FDA committees have met previously to discuss potential risks and benefits of other versions of a polypill, but none has been approved in the U.S. The pill in the new study — made by the Spanish drugmaker Ferrer — was approved for use in Europe in 2014.
In the U.S., however, clinical trials on polypills weren’t large enough to prove the medication had a benefit in the real world, Dr. Thomas Wang, a cardiologist at UT Southwestern Medical Center in Dallas wrote in an editorial that accompanied the new study.
Another challenge has been pinning down the right combination of medications in the right dosages for a pill that could be prescribed widely.
The apparent one-size-fits-all approach has been a sticking point for some doctors. Dr. Steven Nissen, a cardiologist at the Cleveland Clinic, said providers should be able to personalize dosages of such medications for each patient.
Still, Nissen, who was not involved with the research, said he was intrigued by the results. “The polypill shows promising results in this trial, though it would be helpful to have a larger, confirmatory trial,” he said.
Fuster said he and his team have gone through 50 variations of such a pill to come up with the right recipe that would provide benefits.
They ultimately landed on three drugs: a statin to reduce cholesterol, an ACE inhibitor to lower blood pressure and aspirin, which makes the blood less likely to clot. All three drugs are available in generic forms and therefore are expected to keep costs low.
But it might not be the combination of the drugs in the polypill that ultimately led to improvements; it might simply be that people were more likely to take their medications if they had only one pill instead of several.
People who are discharged from the hospital after heart attacks are typically sent home with four to five prescriptions to prevent second heart attacks, said Dr. Donald Lloyd-Jones, a cardiologist who is the immediate past president of the American Heart Association.
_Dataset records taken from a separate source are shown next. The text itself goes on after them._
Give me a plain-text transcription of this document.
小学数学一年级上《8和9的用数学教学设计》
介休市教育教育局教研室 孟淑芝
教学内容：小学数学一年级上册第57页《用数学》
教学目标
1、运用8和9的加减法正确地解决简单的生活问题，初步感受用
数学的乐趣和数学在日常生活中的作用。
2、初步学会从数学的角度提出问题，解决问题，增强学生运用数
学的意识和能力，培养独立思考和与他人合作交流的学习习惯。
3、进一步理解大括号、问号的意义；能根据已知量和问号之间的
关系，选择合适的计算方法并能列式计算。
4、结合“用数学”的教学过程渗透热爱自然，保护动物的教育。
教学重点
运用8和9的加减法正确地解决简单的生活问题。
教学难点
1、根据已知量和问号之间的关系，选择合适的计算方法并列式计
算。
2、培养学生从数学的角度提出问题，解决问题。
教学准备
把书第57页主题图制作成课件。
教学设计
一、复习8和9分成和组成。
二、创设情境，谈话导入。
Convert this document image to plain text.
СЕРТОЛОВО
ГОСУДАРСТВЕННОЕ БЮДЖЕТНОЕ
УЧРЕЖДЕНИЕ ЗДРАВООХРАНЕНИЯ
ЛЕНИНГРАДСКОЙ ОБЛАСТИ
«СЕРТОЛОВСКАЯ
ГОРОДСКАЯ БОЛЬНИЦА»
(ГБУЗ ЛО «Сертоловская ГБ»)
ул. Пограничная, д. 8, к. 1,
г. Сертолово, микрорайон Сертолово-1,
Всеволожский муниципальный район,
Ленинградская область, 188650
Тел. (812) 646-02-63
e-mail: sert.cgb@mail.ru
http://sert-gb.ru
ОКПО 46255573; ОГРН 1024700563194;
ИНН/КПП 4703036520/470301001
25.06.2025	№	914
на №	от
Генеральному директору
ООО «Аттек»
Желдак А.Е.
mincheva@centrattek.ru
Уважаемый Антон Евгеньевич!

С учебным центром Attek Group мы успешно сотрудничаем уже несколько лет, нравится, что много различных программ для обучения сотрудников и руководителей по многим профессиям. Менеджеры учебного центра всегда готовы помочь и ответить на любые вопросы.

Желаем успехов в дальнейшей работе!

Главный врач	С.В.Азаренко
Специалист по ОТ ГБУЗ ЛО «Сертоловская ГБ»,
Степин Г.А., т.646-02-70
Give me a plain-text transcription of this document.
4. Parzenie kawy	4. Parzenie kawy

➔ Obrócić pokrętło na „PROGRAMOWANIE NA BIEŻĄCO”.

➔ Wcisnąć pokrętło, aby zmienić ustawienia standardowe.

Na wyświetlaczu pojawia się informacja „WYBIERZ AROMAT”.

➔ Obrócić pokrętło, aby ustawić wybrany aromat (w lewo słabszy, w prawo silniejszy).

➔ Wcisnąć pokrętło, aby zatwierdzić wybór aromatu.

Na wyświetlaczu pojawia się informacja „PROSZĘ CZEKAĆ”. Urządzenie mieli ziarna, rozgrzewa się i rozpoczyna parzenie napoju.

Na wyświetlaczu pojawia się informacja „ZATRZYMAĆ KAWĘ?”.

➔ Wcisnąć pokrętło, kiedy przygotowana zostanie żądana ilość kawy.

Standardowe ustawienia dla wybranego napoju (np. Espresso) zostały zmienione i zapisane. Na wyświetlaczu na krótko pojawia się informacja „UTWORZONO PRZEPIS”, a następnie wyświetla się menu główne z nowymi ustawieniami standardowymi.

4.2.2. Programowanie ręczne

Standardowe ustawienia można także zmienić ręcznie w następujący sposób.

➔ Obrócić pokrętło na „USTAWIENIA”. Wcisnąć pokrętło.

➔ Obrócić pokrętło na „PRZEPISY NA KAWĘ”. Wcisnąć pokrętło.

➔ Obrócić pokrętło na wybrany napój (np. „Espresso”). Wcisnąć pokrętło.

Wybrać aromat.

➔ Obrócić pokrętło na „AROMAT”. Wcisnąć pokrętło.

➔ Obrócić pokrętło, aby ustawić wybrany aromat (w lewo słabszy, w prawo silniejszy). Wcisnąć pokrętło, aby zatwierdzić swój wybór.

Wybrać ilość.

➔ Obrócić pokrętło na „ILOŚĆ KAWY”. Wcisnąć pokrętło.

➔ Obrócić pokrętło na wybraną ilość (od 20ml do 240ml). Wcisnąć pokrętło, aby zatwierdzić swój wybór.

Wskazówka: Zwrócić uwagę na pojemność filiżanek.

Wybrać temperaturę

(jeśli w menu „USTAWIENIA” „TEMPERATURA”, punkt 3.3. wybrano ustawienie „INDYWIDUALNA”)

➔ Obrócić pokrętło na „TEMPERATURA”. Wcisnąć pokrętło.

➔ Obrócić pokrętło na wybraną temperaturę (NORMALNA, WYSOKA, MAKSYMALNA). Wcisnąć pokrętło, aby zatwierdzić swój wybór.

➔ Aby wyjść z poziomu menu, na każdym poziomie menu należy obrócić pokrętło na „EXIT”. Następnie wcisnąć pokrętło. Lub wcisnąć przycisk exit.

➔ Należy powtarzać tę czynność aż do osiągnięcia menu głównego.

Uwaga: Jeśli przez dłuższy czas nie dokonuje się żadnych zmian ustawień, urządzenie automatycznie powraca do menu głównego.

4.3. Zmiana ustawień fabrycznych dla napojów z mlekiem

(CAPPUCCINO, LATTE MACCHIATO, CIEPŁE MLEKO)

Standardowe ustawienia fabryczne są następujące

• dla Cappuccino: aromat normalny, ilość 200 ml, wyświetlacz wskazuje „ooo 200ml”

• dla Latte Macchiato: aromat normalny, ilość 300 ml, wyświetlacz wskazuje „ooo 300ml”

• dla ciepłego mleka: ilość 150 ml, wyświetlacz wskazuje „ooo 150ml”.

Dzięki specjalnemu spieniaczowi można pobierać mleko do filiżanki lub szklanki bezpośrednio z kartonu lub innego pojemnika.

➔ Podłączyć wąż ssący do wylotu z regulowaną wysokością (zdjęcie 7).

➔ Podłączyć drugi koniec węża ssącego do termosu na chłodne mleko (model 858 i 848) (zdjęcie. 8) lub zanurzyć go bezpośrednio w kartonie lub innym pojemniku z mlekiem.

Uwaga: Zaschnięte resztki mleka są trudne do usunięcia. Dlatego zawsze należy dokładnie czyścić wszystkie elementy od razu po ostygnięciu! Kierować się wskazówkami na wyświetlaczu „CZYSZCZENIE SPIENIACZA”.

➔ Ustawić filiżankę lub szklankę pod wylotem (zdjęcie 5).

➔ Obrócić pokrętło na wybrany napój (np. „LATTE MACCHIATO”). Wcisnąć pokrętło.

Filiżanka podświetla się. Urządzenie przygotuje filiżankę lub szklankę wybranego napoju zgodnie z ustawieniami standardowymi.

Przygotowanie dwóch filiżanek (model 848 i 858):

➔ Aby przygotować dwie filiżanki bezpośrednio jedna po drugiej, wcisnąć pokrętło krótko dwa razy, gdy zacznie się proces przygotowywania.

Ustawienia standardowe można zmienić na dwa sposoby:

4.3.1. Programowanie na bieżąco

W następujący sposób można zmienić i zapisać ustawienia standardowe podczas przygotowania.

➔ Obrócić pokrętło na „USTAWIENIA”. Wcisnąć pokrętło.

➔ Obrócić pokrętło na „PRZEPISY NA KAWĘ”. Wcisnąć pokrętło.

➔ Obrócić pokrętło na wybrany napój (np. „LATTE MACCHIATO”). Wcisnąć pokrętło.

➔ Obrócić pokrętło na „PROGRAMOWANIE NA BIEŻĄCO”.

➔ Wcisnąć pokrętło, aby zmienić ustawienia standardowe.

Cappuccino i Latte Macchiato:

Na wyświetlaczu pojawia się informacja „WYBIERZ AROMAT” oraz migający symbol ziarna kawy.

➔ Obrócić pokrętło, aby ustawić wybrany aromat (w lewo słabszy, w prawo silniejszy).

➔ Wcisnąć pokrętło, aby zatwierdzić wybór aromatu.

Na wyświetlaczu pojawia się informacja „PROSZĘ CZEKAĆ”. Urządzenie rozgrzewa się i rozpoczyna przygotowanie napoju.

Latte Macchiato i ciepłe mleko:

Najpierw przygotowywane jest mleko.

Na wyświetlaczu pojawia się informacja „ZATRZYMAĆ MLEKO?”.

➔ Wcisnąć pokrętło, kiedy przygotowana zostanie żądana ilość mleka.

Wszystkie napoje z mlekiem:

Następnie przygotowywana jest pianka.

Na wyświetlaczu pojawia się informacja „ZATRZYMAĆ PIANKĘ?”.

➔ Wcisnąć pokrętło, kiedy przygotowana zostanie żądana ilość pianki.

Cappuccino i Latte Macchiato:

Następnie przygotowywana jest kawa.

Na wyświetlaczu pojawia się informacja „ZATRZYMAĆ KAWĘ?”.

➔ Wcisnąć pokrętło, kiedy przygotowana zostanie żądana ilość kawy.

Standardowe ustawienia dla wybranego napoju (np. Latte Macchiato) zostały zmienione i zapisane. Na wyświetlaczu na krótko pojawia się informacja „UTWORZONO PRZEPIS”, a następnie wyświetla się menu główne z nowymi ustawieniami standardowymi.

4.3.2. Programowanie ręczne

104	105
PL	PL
“That’s a lot to ask of people, to keep track of five medications,” he said, especially for older patients who may need extra support managing their prescriptions.
It is not uncommon for people to initially take their prescribed heart medications after heart attacks but grow less diligent over time.
“It’s natural human instinct that as you get further from that event, there’s a feeling that somehow they’re at less risk, and they stop taking one or more of their medications,” said Dr. Gregg Fonarow, the interim chief of cardiology at UCLA Health in Los Angeles.
Combining the drugs into a single pill reduces the likelihood that a person will miss out on potentially lifesaving medications. In fact, that was the main driver of the new study’s results: People prescribed the polypill were more likely to take it.
“Adherence was the most important single factor,” Fuster said. “It actually was driving the results.”
Fuster’s study included 2,499 patients over age 65 who had previously had heart attacks.
All of the patients were given the same three medications, but half were given them in a single pill, while the others were prescribed the medications as usual, as separate pills.
Over the following three years, 12.7% of those in the usual care group experienced heart attacks or strokes or needed procedures like bypasses to restore blood flow in blocked veins and arteries, or they died because of their heart disease, compared with 9.5% of those given the polypill.
Side effects were similar in both groups.
Fonarow, who was not involved in the new study, called the data “outstanding.”
The benefits of the polypill were clearly evident, he said: The single pill made people more likely to take the prescribed doses, and that led to a reduction in the risk of future heart problems.